Un membre par usine, ce n'était pas vraiment beaucoup. D'autant qu'ils ne pouvaient plus se risquer à l'intérieur des usines. Car depuis le samedi 20 mai, des équipes de commissaires politiques faisaient la tournée des entreprises pour dresser des listes noires...

A partir du vendredi 26 mai, c'est franchement le reflux. Beaucoup d'étudiants quittent la place Tien An Men. Seuls resteront quelques milliers d'irréductibles. La poursuite du mouvement a été votée, mais personne n'en aperçoit l'issue. « Ils attendent que le mouvement s'essouffle, puis la terreur viendra » , prédit un professeur d'anglais de l'université de Beida.

Dans les rues de Pékin, la peur est réapparue. Il y a des policiers en civil. Les gens parlent beaucoup moins facilement aux journalistes. Le vieux réflexe de regarder toujours derrière soi réapparaît. Rares sont ceux désormais qui osent encore apporter de la nourriture aux étudiants. Les gens sympathisent, mais ils ont peur. On sait qu'il y a eu des manifestations ouvrières dans les villes voisines, pour soutenir Pékin, mais on sait aussi qu'il y a eu des vagues d'arrestations, comme à Wuhan, où les fondateurs du syndicat ouvrier autonome ont tous été arrêtés.

Dans les salles de rédaction de Pékin, tout est redevenu comme avant : « Nous travaillons avec le fusil dans le dos » , explique un journaliste dont la rédaction est « protégée » depuis le 20 mai par deux cent cinquante soldats armés !

Le mercredi 31 mai, le gouvernement organise une manifestation du Parti Communiste de soutien à Li Peng, « contre le chaos ». La démonstration n'est guère convaincante : un millier de personnes devant le ministère de la Sécurité, qui sans doute ont dû venir contraintes et forcées. Mais la manifestation peut tout de même avoir lieu, sans autre réaction populaire. C'est un test. Sur Tien An Men, restent quelques milliers d'étudiants.
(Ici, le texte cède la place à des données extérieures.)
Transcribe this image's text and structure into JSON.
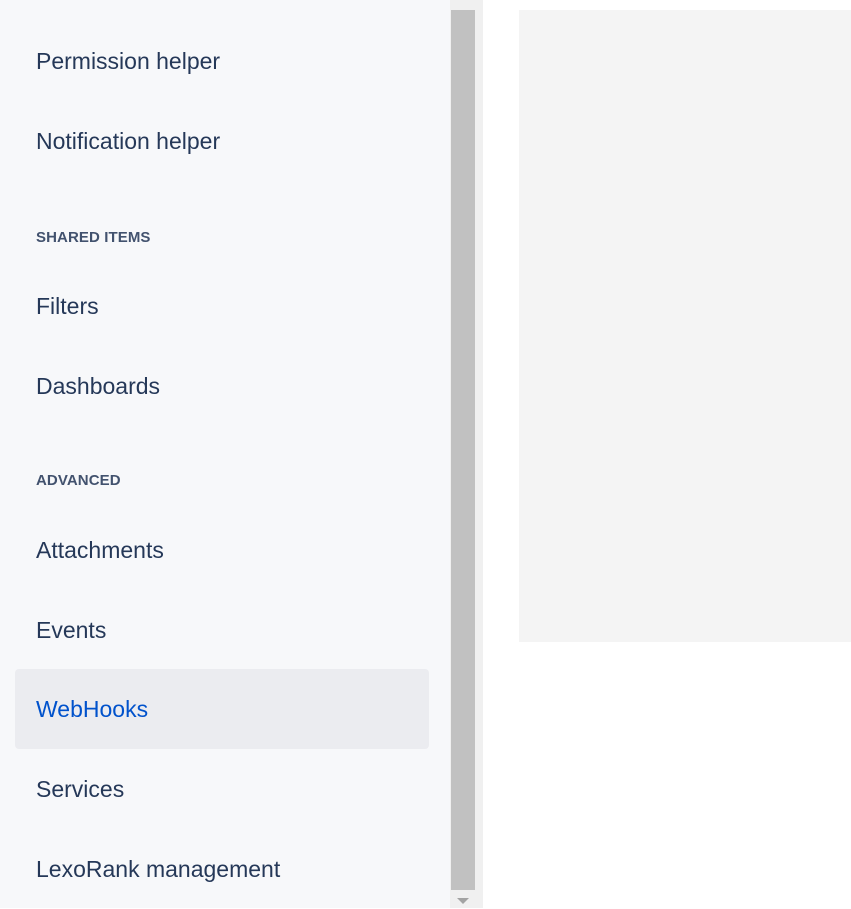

Le temps de l'assaut final est venu...

 

Vendredi 2 et samedi 3 juin, au bout de quinze jours de loi martiale, l'armee, suivie de ses blindes, donne l'assaut a pekin

 

Trois mille soldats sans armes entrent d'abord à Pékin. La ville entière se lève. Les échauffourées, brèves et violentes, opposent les premières lignes de soldats aux étudiants et aux habitants.

L'état d'esprit n'a plus rien à voir avec les tentatives de fraternisation d'il y a quinze jours. La population de Pékin sait désormais ce qui l'attend. Et si la détermination de ceux qui sont dans la rue est immense, c'est au moment où le piège militaire s'est refermé sur Pékin.
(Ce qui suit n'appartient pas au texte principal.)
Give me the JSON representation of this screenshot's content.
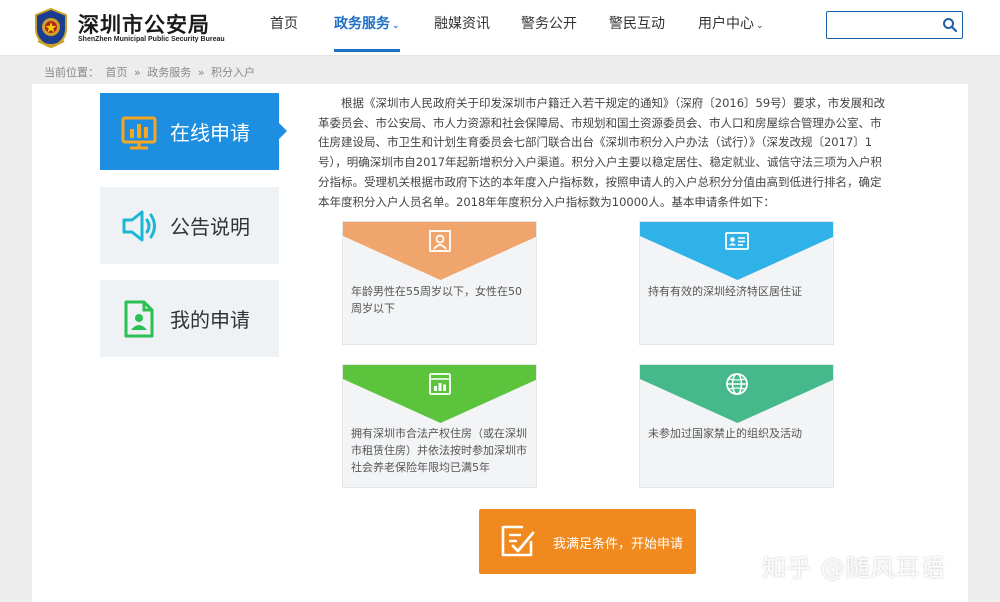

La foule est composée en grande partie de jeunes ouvriers quand les blindés investissent la ville. Le dimanche 4 juin, au moment du massacre sur la place Tien An Men, plusieurs milliers de manifestants se battent à coups de cocktails Molotov. Et il y a aussi tout ce que les journalistes n'ont pas vu, mais qui leur a été rapporté par des témoignages individuels : des combats dans les banlieues ouvrières, où il y a eu aussi des massacres, certains rapportant que la troupe pénétrait dans les maisons particulières et tuait les occupants à la baïonnette.

Aujourd'hui, la terreur est retombée sur la population chinoise. Et on a vu comment cette terreur avait un sens de classe, comment elle visait délibérément, publiquement, les ouvriers dont la simple menace d'une possible mobilisation fit tellement peur au régime.

La vague de contestation étudiante et des manifestations de masse des mois d'avril et mai, a à l'évidence soulevé pendant plusieurs semaines d'immenses espoirs au sein de larges couches de la population urbaine chinoise.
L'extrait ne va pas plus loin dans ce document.